Monday, May 02, 2011

Is evolution theory science -- or a worldview?

The NCSE website says,
NCSE is pleased to offer a free preview (PDF) of Christopher Wills's The Darwinian Tourist: Viewing the World Through Evolutionary Eyes (Oxford University Press, 2010). The excerpt, chapter 1, takes a dive in Indonesia's Lembeh Strait as the chance to introduce the concept of common descent. Wills writes, "Surely no two organisms could be more dissimilar than the ingenious and graceful water-breathing cuttlefish and its clumsy air-gulping human observer. But in fact, even though present-day cuttlefish are expert shape-shifters and we are not, we had a common ancestor. And, at the time of that common ancestor, a far more astonishing shape-shift took place, one that had enormous evolutionary consequences."

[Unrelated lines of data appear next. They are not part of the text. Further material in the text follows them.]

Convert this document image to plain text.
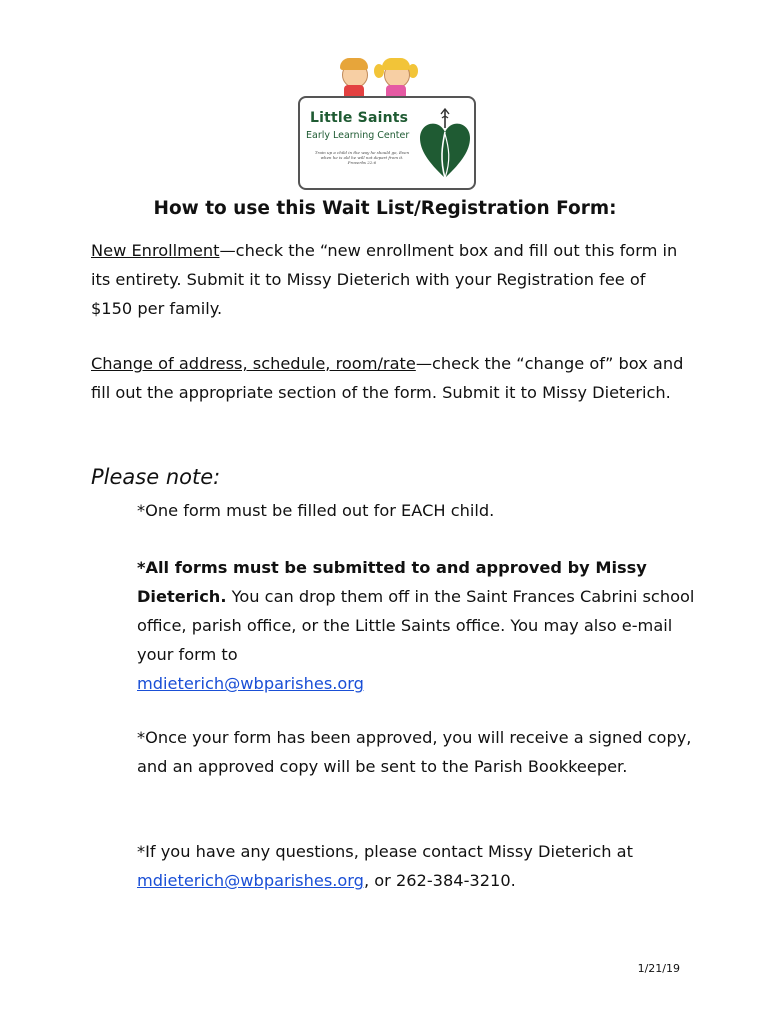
Little Saints
Early Learning Center
Train up a child in the way he should go, Even when he is old he will not depart from it. Proverbs 22:6
How to use this Wait List/Registration Form:
New Enrollment—check the “new enrollment box and fill out this form in its entirety. Submit it to Missy Dieterich with your Registration fee of $150 per family.
Change of address, schedule, room/rate—check the “change of” box and fill out the appropriate section of the form. Submit it to Missy Dieterich.
Please note:
*One form must be filled out for EACH child.
*All forms must be submitted to and approved by Missy Dieterich. You can drop them off in the Saint Frances Cabrini school office, parish office, or the Little Saints office. You may also e-mail your form to
mdieterich@wbparishes.org
*Once your form has been approved, you will receive a signed copy, and an approved copy will be sent to the Parish Bookkeeper.
*If you have any questions, please contact Missy Dieterich at mdieterich@wbparishes.org, or 262-384-3210.
1/21/19
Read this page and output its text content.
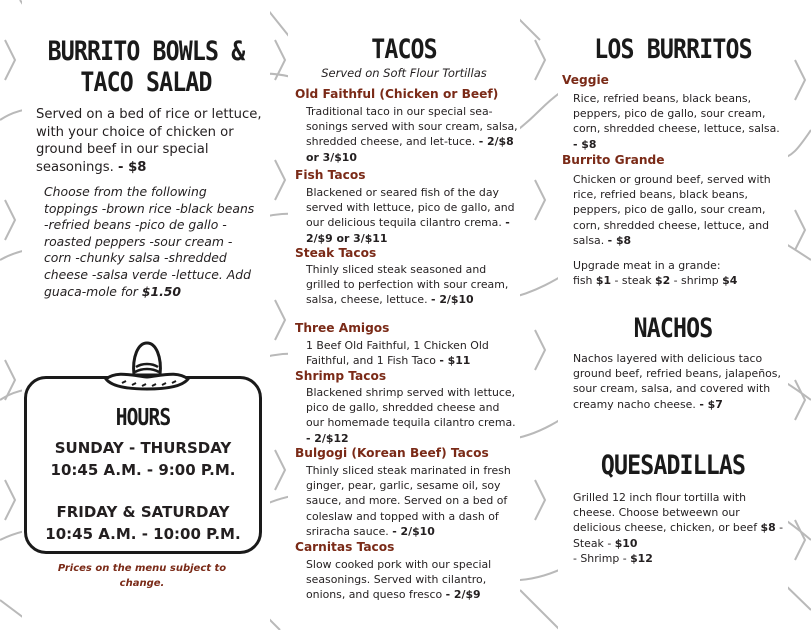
BURRITO BOWLS &
TACO SALAD
Served on a bed of rice or lettuce, with your choice of chicken or ground beef in our special seasonings. - $8
Choose from the following toppings -brown rice -black beans -refried beans -pico de gallo -roasted peppers -sour cream -corn -chunky salsa -shredded cheese -salsa verde -lettuce. Add guaca-mole for $1.50
HOURS
SUNDAY - THURSDAY
10:45 A.M. - 9:00 P.M.
FRIDAY & SATURDAY
10:45 A.M. - 10:00 P.M.
Prices on the menu subject to change.
TACOS
Served on Soft Flour Tortillas
Old Faithful (Chicken or Beef)
Traditional taco in our special sea-sonings served with sour cream, salsa, shredded cheese, and let-tuce. - 2/$8 or 3/$10
Fish Tacos
Blackened or seared fish of the day served with lettuce, pico de gallo, and our delicious tequila cilantro crema. - 2/$9 or 3/$11
Steak Tacos
Thinly sliced steak seasoned and grilled to perfection with sour cream, salsa, cheese, lettuce. - 2/$10
Three Amigos
1 Beef Old Faithful, 1 Chicken Old Faithful, and 1 Fish Taco - $11
Shrimp Tacos
Blackened shrimp served with lettuce, pico de gallo, shredded cheese and our homemade tequila cilantro crema. - 2/$12
Bulgogi (Korean Beef) Tacos
Thinly sliced steak marinated in fresh ginger, pear, garlic, sesame oil, soy sauce, and more. Served on a bed of coleslaw and topped with a dash of sriracha sauce. - 2/$10
Carnitas Tacos
Slow cooked pork with our special seasonings. Served with cilantro, onions, and queso fresco - 2/$9
LOS BURRITOS
Veggie
Rice, refried beans, black beans, peppers, pico de gallo, sour cream, corn, shredded cheese, lettuce, salsa. - $8
Burrito Grande
Chicken or ground beef, served with rice, refried beans, black beans, peppers, pico de gallo, sour cream, corn, shredded cheese, lettuce, and salsa. - $8
Upgrade meat in a grande:
fish $1 - steak $2 - shrimp $4
NACHOS
Nachos layered with delicious taco ground beef, refried beans, jalapeños, sour cream, salsa, and covered with creamy nacho cheese. - $7
QUESADILLAS
Grilled 12 inch flour tortilla with cheese. Choose betweewn our delicious cheese, chicken, or beef $8 - Steak - $10
- Shrimp - $12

WHAT? "A far more astonishing shape-shift"? I thought.that Darwinists believed that evolution was gradual.

The NCSE continues,

The publisher writes, "In The Darwinian Tourist, biologist Christopher Wills takes us on a series of adventures — exciting in their own right — that demonstrate how ecology and evolution have interacted to create the world we live in. ... With his own stunning color photographs of the wildlife he discovered on his travels, Wills not only takes us to these far-off places but, more important, draws out the evolutionary stories behind the wildlife and shows how our understanding of the living world can be deepened by a Darwinian perspective. ... The reader comes away with a renewed sense of wonder about the world's astounding diversity, along with a new appreciation of the long evolutionary history that has led to the wonders of the present-day."

Darwinists are always talking about how evolution theory enhances their wonder at nature and their belief in God (for those of them who believe in God). But believing that living thing are too complex to have evolved can have the same effects! Also, "our understanding of the living world" can also be "deepened" by criticisms of evolution theory.

Also, it is amazing that Darwinists can talk so casually and matter-of-factly about things that are very controversial. Also, Darwinists often talk about evolution theory with a fervor resembling that of bible pounding, holy rolling evangelists.